I have the requirement of ingesting metricbeat/filebeat data twice, once with all the default fields, and a second time with only the fields the dashboards will be using.
This two versions will have different retention policies too. The goal is to save space keeping detailed logs for less time than "dashboard logs", and also to make the dashboards faster.
Migrating to Fleet is not an option atm.
The options I can think of:
A) Adding Logstash in the middle and duplicating events
B) Running metricbeat/filebeat twice with different configuration files (for Filebeat I will have to use different config and data paths to avoid blocking the registry).
This is a big infra so A will be difficult, and I'm not sure if B would affect the hosts performance in some way.
I am not aware of other options. Keep in mind when you run two Filebeat/Metricbeat instances that you have to configure a different data folder for each. Otherwise, IDs and file states can interfere with each other.
Also, you could open an enhancement request on GH to have a similar processor to the existing clone plugin of Logstash.
That issue is about Elastic Agent, not Beats. You can have multiple outputs in Elastic Agent, but it basically starts multiple Beat instances, so you are better off with running multiple instances of Beats without Agent. (Unless you need the features provided by Agent.)
Also considered that.
But is there a way to do this within Elastic? Otherwise this mean to configure an external tool and we are kind of in the same place as Logstash. The short version of the index needs to be available at the same time as the extended version (live)

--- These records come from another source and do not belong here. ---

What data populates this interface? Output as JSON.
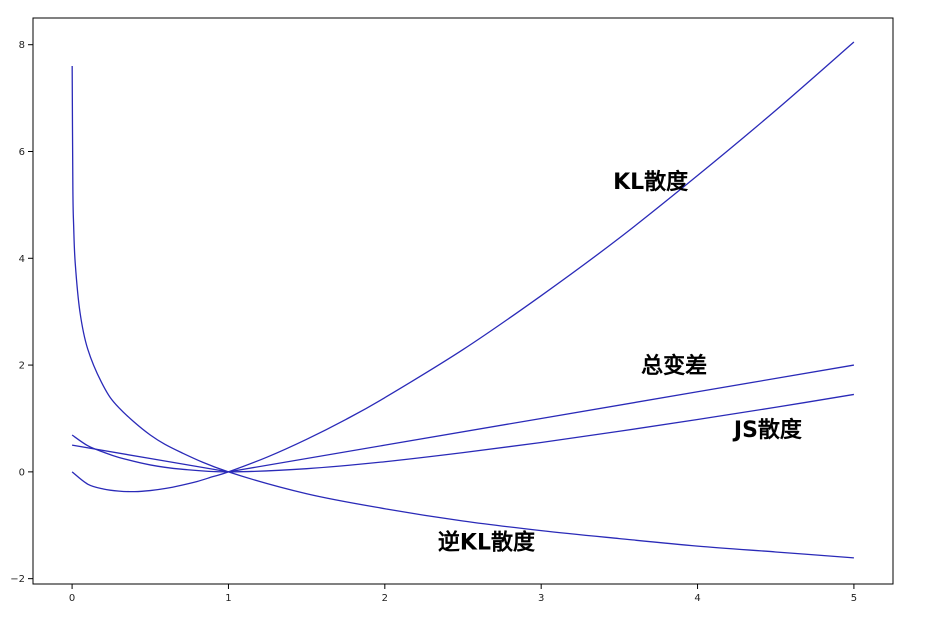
{
  "chart_data": {
    "type": "line",
    "title": "",
    "xlabel": "",
    "ylabel": "",
    "xlim": [
      -0.25,
      5.25
    ],
    "ylim": [
      -2.1,
      8.5
    ],
    "grid": false,
    "legend": "none",
    "line_color": "#2a2ab8",
    "x_ticks": [
      0,
      1,
      2,
      3,
      4,
      5
    ],
    "x_tick_labels": [
      "0",
      "1",
      "2",
      "3",
      "4",
      "5"
    ],
    "y_ticks": [
      -2,
      0,
      2,
      4,
      6,
      8
    ],
    "y_tick_labels": [
      "−2",
      "0",
      "2",
      "4",
      "6",
      "8"
    ],
    "series": [
      {
        "name": "KL散度",
        "x": [
          0,
          0.1,
          0.2,
          0.3,
          0.4,
          0.5,
          0.6,
          0.7,
          0.8,
          0.9,
          1.0,
          1.25,
          1.5,
          1.75,
          2.0,
          2.5,
          3.0,
          3.5,
          4.0,
          4.5,
          5.0
        ],
        "values": [
          0,
          -0.23,
          -0.32,
          -0.36,
          -0.37,
          -0.35,
          -0.31,
          -0.25,
          -0.18,
          -0.09,
          0,
          0.28,
          0.61,
          0.98,
          1.39,
          2.29,
          3.3,
          4.38,
          5.55,
          6.77,
          8.05
        ]
      },
      {
        "name": "逆KL散度",
        "x": [
          0.0005,
          0.005,
          0.01,
          0.02,
          0.05,
          0.1,
          0.2,
          0.3,
          0.5,
          0.7,
          1.0,
          1.5,
          2.0,
          2.5,
          3.0,
          3.5,
          4.0,
          4.5,
          5.0
        ],
        "values": [
          7.6,
          5.3,
          4.61,
          3.91,
          3.0,
          2.3,
          1.61,
          1.2,
          0.69,
          0.36,
          0,
          -0.41,
          -0.69,
          -0.92,
          -1.1,
          -1.25,
          -1.39,
          -1.5,
          -1.61
        ]
      },
      {
        "name": "总变差",
        "x": [
          0,
          0.5,
          1.0,
          2.0,
          3.0,
          4.0,
          5.0
        ],
        "values": [
          0.5,
          0.25,
          0,
          0.5,
          1.0,
          1.5,
          2.0
        ]
      },
      {
        "name": "JS散度",
        "x": [
          0,
          0.1,
          0.2,
          0.3,
          0.5,
          0.7,
          1.0,
          1.5,
          2.0,
          2.5,
          3.0,
          3.5,
          4.0,
          4.5,
          5.0
        ],
        "values": [
          0.69,
          0.49,
          0.37,
          0.27,
          0.13,
          0.05,
          0,
          0.06,
          0.19,
          0.36,
          0.55,
          0.76,
          0.98,
          1.21,
          1.45
        ]
      }
    ],
    "annotations": [
      {
        "series": "KL散度",
        "text": "KL散度",
        "x": 3.7,
        "y": 5.3
      },
      {
        "series": "总变差",
        "text": "总变差",
        "x": 3.85,
        "y": 1.85
      },
      {
        "series": "JS散度",
        "text": "JS散度",
        "x": 4.45,
        "y": 0.65
      },
      {
        "series": "逆KL散度",
        "text": "逆KL散度",
        "x": 2.65,
        "y": -1.45
      }
    ]
  }
}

@kvch I was expecting to find the data folder as a flag under the run section but didnt find it:
I wonder if you could use the reindex API for this: Reindex API | Elasticsearch Guide [8.2] | Elastic By default you would also query both indices at the same time and the reduced index is created daily.
I assume you looked into rollups? Rollup overview | Elasticsearch Guide [8.2] | Elastic And it seems what you are looking for is not only for metrics but also log data? For the log data, what kind of fields would you get rid off?
I wonder if on the query performance side, ingesting only parts of the documents will really make a difference? Have you tested this? If not, we are left with the storage savings. What is the driver here, cost?
I thought about running a cron script that reindex with less fields, but introducing custom tools is not something I can do.
I understand rollups are to reduce the number of fields after some time, and the whole idea is to have both versions of the data at the same time, and then keep a shorter version afterwards.
About reducing fields for performance I agree with you, I'm not sure that would increase performance.
The requirement started when after finishing the Kibana Dashboards the loading time was 15-20s, with <200ms ES queries, and Kibana nodes not stressed at all. Elastic support discovered that was a bug related to the number of mapping fields and upgrading would fix.
ES Was updated, the loading time decreased but still high. Then we asked ourselves:
what if we remove the unused fields from the mappings anyways
what if we also try removing the unused fields, that way we query dashboards against lighter data and save space.
Every query is against millions of documents, so maybe this impacts the kibana performance.
Thanks for the additional background infos. My general concern is that we potential try to optimise the wrong thing and have a complicated solution that works but is still limited.
Elasticsearch over the years has become much better to deal with sparse events so I would be surprised if just updating the mapping would have a large effect on storage saving and query speed.
My recommendation at the moment would be to start optimising what fields are index and how, use rollups if an option and see if this solves the problem instead of trying to ingest the data twice.
Thanks @ruflin I will mark it as a Solution as there is a lot to be analyzed. It make sense to step back before ingesting twice and I will communicate that.
Also will let you know if I saw huge difference between dashboards with "thin" or "thick" fields index.